7月実質賃金、物価高で2.5%減に拡大 16カ月連続のマイナス、毎勤速報

 厚生労働省が8日発表した毎月勤労統計の7月速報値(従業員5人以上)によると、労働者1人あたり現金給与総額は38万656円(前年同月比1.3%増)で19カ月連続のプラスとなった。しかし、物価上昇分を差し引いた実質賃金指数(20年=100)は112.1(同2.5%減)で、16カ月連続のマイナスとなった。

 マイナス幅は1月の同4.1%を最大に、その後は3%前後で推移。春闘の賃上げ効果の出る5月に0.9%に縮小し、6月も1%台となったものの、7月は再びマイナス幅が拡大。大手企業を中心に「大幅賃上げ」が相次いだものの、その効果が浸透していない状況が浮かび上がった。

 基本給など所定内給与は25万3066円(同1.6%増)で、残業代などの所定外給与は1万9054円(同0.5%増)、ボーナスなどの特別給与は10万8536円(同0.6%増)だった。雇用形態別の総額は、正社員が中心の一般労働者は50万8283円(同1.7%増)、パートタイム労働者は10万7704円(同1.7%増)だった。
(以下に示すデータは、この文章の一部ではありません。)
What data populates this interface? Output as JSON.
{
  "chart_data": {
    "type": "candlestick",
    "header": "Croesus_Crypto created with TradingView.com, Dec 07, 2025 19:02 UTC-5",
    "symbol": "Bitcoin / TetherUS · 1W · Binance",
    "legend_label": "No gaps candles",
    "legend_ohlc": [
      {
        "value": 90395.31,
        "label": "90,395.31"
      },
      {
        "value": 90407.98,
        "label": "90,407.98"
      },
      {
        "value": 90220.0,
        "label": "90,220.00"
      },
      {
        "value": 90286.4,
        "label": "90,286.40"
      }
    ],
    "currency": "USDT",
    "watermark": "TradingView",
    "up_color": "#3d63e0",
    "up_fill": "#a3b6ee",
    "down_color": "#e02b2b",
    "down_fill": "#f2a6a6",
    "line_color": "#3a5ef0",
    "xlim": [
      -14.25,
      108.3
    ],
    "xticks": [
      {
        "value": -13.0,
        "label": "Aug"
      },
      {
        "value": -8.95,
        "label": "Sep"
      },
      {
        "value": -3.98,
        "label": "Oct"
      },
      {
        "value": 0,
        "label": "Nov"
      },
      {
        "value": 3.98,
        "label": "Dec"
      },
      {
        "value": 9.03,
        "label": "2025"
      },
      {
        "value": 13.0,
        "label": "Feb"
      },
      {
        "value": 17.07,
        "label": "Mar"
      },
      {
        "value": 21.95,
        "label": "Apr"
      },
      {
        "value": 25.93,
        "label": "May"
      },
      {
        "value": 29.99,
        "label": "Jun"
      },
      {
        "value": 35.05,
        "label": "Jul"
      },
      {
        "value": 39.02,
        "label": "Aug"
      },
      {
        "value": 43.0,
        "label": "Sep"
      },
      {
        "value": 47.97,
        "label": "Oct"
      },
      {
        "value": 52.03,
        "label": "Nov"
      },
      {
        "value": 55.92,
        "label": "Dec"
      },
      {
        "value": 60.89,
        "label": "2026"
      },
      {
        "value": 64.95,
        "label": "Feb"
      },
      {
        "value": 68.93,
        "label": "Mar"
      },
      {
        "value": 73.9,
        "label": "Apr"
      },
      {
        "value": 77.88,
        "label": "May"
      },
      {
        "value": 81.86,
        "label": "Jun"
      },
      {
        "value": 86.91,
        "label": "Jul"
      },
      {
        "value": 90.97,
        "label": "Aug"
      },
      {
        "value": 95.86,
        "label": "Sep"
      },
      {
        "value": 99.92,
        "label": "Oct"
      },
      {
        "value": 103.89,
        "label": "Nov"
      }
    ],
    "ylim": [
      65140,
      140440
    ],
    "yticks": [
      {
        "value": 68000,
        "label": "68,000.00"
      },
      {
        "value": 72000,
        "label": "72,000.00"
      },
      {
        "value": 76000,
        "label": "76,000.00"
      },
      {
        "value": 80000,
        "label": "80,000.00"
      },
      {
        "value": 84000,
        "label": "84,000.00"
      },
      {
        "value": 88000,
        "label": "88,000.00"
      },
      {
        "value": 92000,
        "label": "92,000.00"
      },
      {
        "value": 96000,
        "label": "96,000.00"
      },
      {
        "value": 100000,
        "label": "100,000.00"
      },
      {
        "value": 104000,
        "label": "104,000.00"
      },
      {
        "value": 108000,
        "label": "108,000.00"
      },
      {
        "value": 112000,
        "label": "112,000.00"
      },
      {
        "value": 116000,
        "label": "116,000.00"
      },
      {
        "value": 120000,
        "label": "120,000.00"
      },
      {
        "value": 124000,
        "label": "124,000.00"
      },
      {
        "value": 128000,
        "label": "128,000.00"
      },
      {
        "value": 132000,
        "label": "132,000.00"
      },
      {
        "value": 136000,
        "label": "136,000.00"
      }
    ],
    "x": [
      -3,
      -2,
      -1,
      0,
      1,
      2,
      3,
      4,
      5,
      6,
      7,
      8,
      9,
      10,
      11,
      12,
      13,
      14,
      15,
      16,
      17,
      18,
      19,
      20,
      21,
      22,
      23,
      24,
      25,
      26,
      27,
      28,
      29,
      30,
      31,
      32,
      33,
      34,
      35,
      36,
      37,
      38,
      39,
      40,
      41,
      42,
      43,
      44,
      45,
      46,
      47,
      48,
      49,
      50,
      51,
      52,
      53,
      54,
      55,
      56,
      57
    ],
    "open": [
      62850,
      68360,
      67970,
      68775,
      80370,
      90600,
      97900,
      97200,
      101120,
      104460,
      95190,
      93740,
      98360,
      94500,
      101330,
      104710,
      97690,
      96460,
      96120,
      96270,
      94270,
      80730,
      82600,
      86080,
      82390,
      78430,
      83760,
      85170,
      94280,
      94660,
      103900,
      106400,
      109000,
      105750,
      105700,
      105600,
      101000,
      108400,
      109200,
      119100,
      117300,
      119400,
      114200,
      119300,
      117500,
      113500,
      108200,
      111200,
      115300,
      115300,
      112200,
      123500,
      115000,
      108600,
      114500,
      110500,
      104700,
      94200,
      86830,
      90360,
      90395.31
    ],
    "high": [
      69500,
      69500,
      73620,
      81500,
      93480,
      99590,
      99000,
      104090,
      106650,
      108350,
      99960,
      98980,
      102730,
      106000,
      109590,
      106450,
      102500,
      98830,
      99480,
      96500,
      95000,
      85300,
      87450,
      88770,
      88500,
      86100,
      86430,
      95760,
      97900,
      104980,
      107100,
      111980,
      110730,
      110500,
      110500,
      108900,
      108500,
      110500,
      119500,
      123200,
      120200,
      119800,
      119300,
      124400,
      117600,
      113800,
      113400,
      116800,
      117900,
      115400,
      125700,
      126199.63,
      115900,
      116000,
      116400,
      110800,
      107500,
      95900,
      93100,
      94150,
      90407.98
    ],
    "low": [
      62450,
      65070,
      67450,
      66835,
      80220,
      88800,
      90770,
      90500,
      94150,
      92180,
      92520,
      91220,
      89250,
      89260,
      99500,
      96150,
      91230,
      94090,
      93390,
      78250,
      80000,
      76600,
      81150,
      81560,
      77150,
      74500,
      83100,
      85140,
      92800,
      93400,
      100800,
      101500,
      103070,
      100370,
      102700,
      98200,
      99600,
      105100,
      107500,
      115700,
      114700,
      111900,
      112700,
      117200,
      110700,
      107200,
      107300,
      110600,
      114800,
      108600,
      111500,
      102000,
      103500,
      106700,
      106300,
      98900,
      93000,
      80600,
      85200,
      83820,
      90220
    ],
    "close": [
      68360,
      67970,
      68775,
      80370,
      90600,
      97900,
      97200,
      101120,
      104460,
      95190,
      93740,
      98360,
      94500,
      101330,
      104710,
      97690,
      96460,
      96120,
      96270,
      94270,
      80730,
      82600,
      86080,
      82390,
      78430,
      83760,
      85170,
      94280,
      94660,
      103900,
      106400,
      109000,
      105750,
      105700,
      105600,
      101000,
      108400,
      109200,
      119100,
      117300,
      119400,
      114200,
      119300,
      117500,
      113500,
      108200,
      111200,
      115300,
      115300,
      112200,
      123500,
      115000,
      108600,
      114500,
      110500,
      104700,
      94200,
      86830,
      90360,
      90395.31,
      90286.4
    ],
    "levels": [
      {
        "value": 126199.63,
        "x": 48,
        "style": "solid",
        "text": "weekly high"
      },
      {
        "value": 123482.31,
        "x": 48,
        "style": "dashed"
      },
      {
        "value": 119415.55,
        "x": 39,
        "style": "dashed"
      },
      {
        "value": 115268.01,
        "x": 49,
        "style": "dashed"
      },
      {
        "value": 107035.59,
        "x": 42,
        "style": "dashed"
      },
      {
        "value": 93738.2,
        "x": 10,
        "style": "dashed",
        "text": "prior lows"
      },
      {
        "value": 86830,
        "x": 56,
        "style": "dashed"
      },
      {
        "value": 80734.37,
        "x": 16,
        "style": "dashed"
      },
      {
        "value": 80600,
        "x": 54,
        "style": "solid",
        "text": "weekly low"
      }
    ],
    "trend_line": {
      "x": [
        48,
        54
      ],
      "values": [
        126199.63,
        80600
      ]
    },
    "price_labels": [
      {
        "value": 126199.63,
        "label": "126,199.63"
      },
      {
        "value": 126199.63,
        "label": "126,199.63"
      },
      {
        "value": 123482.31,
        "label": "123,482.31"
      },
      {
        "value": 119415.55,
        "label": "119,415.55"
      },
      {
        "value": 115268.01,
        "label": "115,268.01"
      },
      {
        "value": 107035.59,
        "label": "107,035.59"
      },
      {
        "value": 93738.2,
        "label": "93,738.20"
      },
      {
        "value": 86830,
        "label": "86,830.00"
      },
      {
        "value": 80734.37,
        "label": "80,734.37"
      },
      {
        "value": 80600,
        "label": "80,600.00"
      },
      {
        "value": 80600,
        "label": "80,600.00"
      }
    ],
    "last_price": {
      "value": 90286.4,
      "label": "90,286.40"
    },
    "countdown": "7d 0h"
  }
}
 産業別で伸びたのは「生活関連サービス等」の25万6389円(同9.6%増)、「不動産・物品賃貸業」の49万6572円(同9.5%増)など。低下したのは「鉱業・採石等業」の45万5596円(同10.3%減)など、全16産業のうち3産業でマイナスとなった。

 月間総実労働時間は138.9時間(同0.8%減)で、3カ月ぶりに減少。月末の常用労働者数は5257.1万人(同1.9%増)で、パートタイム比率は31.96%(同0.44ポイント増)だった。